The Job controller runs inside kube-controller-manager. It watches Job objects and their owned pods. On every reconciliation cycle:

  1. Count active pods. How many pods are currently running?
  2. Count succeeded pods. How many have exited 0?
  3. Count failed pods. How many have exited non-zero?
  4. Decide. Should it create more pods? Should it mark the Job as complete? Should it mark the Job as failed?

The controller creates pods up to the parallelism limit. It stops creating pods once completions successful exits have been recorded.
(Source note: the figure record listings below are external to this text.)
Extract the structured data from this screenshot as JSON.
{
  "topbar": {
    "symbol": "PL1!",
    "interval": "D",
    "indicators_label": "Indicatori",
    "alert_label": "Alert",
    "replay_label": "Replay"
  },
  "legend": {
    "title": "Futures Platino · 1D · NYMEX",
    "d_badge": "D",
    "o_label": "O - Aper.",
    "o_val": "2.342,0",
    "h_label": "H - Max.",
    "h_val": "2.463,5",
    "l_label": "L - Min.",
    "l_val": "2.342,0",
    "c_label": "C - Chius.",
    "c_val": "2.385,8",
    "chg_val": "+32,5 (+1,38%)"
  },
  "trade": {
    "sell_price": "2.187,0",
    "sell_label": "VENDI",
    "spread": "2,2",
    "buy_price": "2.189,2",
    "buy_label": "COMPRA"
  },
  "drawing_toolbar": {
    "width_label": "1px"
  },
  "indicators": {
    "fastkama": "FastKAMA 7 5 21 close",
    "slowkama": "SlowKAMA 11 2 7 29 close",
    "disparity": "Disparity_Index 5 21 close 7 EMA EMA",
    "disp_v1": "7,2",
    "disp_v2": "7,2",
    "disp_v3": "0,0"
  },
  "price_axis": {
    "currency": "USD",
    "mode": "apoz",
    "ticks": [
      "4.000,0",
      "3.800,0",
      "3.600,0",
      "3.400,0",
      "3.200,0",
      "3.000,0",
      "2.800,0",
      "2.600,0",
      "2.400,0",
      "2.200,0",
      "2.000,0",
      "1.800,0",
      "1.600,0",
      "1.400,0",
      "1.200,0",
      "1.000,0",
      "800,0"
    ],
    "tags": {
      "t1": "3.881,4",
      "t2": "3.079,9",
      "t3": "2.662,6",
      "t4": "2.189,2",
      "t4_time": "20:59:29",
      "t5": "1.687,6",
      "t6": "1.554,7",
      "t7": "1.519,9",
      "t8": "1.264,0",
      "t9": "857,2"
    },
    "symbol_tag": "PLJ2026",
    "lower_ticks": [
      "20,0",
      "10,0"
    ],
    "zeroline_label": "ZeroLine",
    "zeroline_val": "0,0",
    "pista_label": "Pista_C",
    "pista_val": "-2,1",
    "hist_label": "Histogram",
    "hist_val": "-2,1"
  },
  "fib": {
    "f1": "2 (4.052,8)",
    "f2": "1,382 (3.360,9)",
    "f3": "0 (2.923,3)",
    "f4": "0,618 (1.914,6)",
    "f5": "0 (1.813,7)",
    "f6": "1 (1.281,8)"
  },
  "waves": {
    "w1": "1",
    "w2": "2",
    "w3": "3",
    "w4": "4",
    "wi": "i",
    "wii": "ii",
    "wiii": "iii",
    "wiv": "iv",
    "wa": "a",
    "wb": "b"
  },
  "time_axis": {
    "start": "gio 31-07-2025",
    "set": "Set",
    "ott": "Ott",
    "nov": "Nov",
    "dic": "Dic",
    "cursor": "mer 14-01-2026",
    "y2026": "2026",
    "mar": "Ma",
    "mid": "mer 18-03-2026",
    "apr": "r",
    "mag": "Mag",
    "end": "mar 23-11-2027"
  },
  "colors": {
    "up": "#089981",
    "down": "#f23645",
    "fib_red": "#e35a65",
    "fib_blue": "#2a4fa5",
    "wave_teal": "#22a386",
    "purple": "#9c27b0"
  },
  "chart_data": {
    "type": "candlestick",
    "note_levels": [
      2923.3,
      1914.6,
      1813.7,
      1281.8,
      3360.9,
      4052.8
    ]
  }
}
The demo’s simplest Job calculates digits of pi:

apiVersion: batch/v1
kind: Job
metadata:
name: pi-calculator
namespace: jobs-demo
spec:
template:
spec:
containers:
- name: pi
image: perl:5.38-slim
command: ["perl", "-Mbignum=bpi", "-wle", "print bpi(2000)"]
resources:
requests:
cpu: 100m
memory: 64Mi
limits:
cpu: 500m
memory: 128Mi
restartPolicy: Never
backoffLimit: 3

Key observations:

  • No completions or parallelism specified. Both default to 1. One pod must succeed once.
  • restartPolicy: Never. Job pods cannot use Always. They must use Never or OnFailure. With Never, a failed pod stays around for log inspection. With OnFailure, the kubelet restarts the container in the same pod.
  • backoffLimit: 3. The Job retries up to 3 times before marking itself as failed.

Each successful pod counts as one completion. Pods are interchangeable. The Job does not care which pod finishes first. It simply counts successes.
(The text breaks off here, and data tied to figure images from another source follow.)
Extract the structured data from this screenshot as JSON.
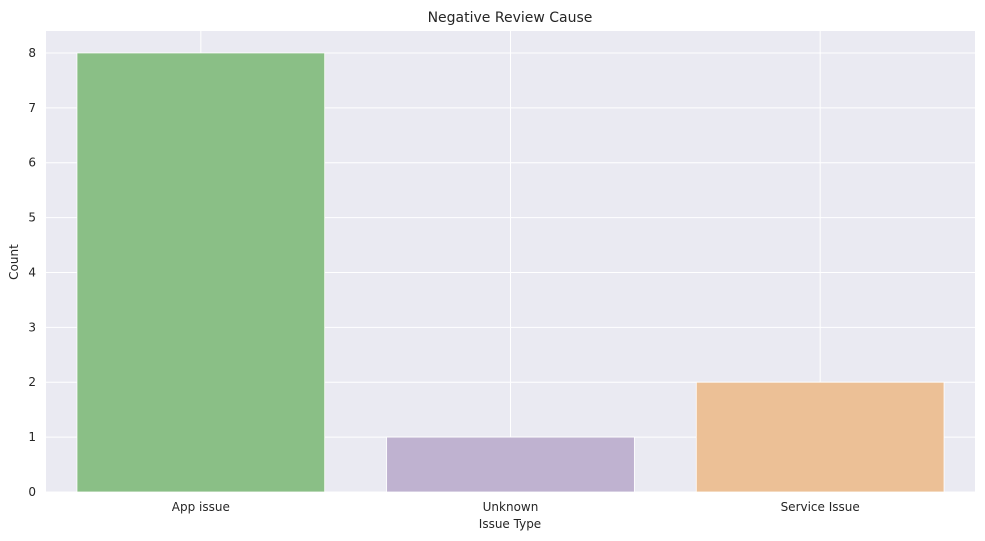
{
  "chart_data": {
    "type": "bar",
    "title": "Negative Review Cause",
    "xlabel": "Issue Type",
    "ylabel": "Count",
    "categories": [
      "App issue",
      "Unknown",
      "Service Issue"
    ],
    "values": [
      8,
      1,
      2
    ],
    "colors": [
      "#8abf86",
      "#bfb2d0",
      "#ecc096"
    ],
    "ylim": [
      0,
      8.4
    ],
    "yticks": [
      "0",
      "1",
      "2",
      "3",
      "4",
      "5",
      "6",
      "7",
      "8"
    ],
    "grid": true,
    "background": "#eaeaf2"
  }
}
The demo’s parallel job uses this mode:

apiVersion: batch/v1
kind: Job
metadata:
name: batch-processor
namespace: jobs-demo
spec:
completions: 5
parallelism: 2
template:
spec:
containers:
- name: worker
image: busybox:1.36
command:
- /bin/sh
- -c
- |
TASK_ID=$((RANDOM % 1000))
echo "Worker $(hostname) processing task $TASK_ID"
sleep $((RANDOM % 5 + 1))
echo "Task $TASK_ID completed"
restartPolicy: Never
backoffLimit: 3

With completions: 5 and parallelism: 2, the controller runs up to 2 pods at a time. When a pod succeeds, it starts another one. This continues until 5 total successes are recorded.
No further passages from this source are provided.